In most of the standard Router-CIM cycles the tool paths will ramp down between the Cuts.
Total Cut Depth
The Total Cut Depth is the depth you wish to Cut to, regardless of the number of passes made. It is usually put in as a negative number because Z0 is set at the top of the part. Router-CIM uses this number to calculate the Z axis moves for the Total Depth to Cut into the material. If the Depth/Pass field has a number smaller than this, Router-CIM calculates the number of passes necessary to reach this depth.
You may enable Router-CIM to calculate the depth automatically for you based on the thickness you give a part. To do this place "A" in the Total Cut Depth field, and if you have given you part thickness, Router-CIM will use that value for the Z depth. Remember to give your part negative thickness!
Also, when you give your parts negative thickness, you can use a forward slash (/) followed by a negative value (-.01 for example) in this field. Router-CIM will take the negative part thickness (-.75 for example), and the negative value following the slash and calculate the Total Cut Depth. In this case the part would be cut to -.76.
This field specifies the cutting maximum Feedrate in either inches per minute or millimeters per minute, depending on the mode you are programming in.
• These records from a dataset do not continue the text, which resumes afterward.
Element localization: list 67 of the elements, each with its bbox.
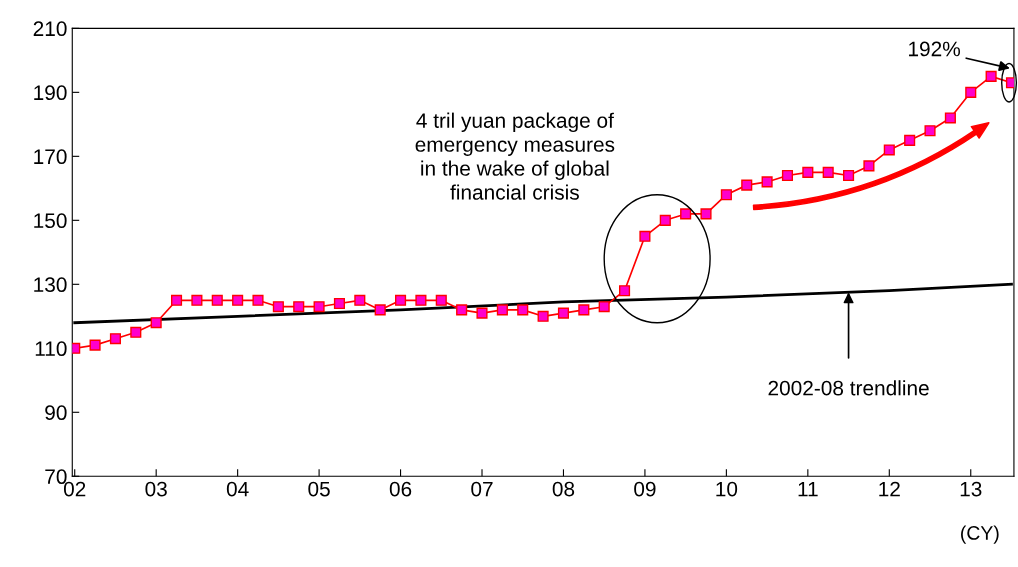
x-axis-title: (CY) <box>961 525 999 544</box>
y-tick-label: 90 <box>45 405 67 421</box>
point <box>578 304 590 316</box>
point <box>130 326 142 338</box>
point <box>822 166 834 178</box>
point <box>89 339 101 351</box>
y-tick-label: 110 <box>35 341 67 357</box>
point <box>639 230 651 242</box>
point <box>680 208 692 220</box>
y-tick-label: 210 <box>33 21 67 37</box>
y-tick-label: 170 <box>34 149 67 165</box>
point <box>476 307 488 319</box>
x-tick-label: 11 <box>798 481 818 497</box>
point <box>272 301 284 313</box>
point <box>293 301 305 313</box>
x-tick-label: 04 <box>226 481 249 497</box>
point <box>883 144 895 156</box>
x-tick-label: 13 <box>960 481 982 497</box>
x-tick-label: 06 <box>389 481 412 497</box>
point <box>924 125 936 137</box>
point <box>720 189 732 201</box>
point <box>700 208 712 220</box>
point <box>537 310 549 322</box>
point <box>333 297 346 310</box>
x-tick-label: 10 <box>716 481 738 497</box>
point <box>781 169 794 182</box>
point <box>211 294 223 306</box>
point <box>557 307 570 319</box>
y-tick-label: 130 <box>34 277 67 293</box>
point <box>313 301 325 313</box>
x-tick-label: 08 <box>552 481 575 497</box>
annotation: 192% <box>909 41 960 57</box>
point <box>802 166 814 178</box>
point <box>598 301 610 313</box>
point <box>619 285 631 297</box>
point <box>904 134 916 146</box>
point <box>109 333 122 345</box>
point <box>252 294 264 306</box>
point <box>354 294 366 306</box>
point <box>435 294 447 306</box>
point <box>659 214 671 226</box>
point <box>863 160 875 172</box>
annotation: 2002-08 trendline <box>768 380 929 396</box>
point <box>150 317 162 329</box>
point <box>761 176 773 188</box>
point <box>985 70 997 82</box>
point <box>741 179 753 191</box>
point <box>965 86 977 98</box>
point <box>496 304 508 316</box>
point <box>232 294 244 306</box>
x-tick-label: 03 <box>145 481 167 497</box>
x-tick-label: 09 <box>634 481 656 497</box>
annotation: 4 tril yuan package of emergency measures in the wake of global financial crisis <box>415 112 615 200</box>
x-tick-label: 07 <box>471 481 493 497</box>
point <box>843 169 855 182</box>
y-tick-label: 150 <box>34 213 67 229</box>
point <box>374 304 386 316</box>
point <box>944 112 956 124</box>
y-tick-label: 190 <box>34 85 67 101</box>
x-tick-label: 12 <box>879 481 900 497</box>
x-tick-label: 05 <box>308 481 330 497</box>
point <box>415 294 427 306</box>
point <box>456 304 468 316</box>
point <box>394 294 407 306</box>
point <box>517 304 529 316</box>
point <box>170 294 183 306</box>
point <box>191 294 203 306</box>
See the chapter on Advanced Settings for information on how to program variable feed rates.
This field sets the spindle speed in rpm's (revolutions per minute). This is a modal field to many machine tools, so if you do not change this field for each Cut with the same spindle, you may only see the output for this setting once although you have made more than one Cut with the same spindle.
**Changing values in the cycle parameters may yield unexpected results with some settings or on some geometry. Examine the toolpath and NC Code carefully before running your machine tool if you change these default settings.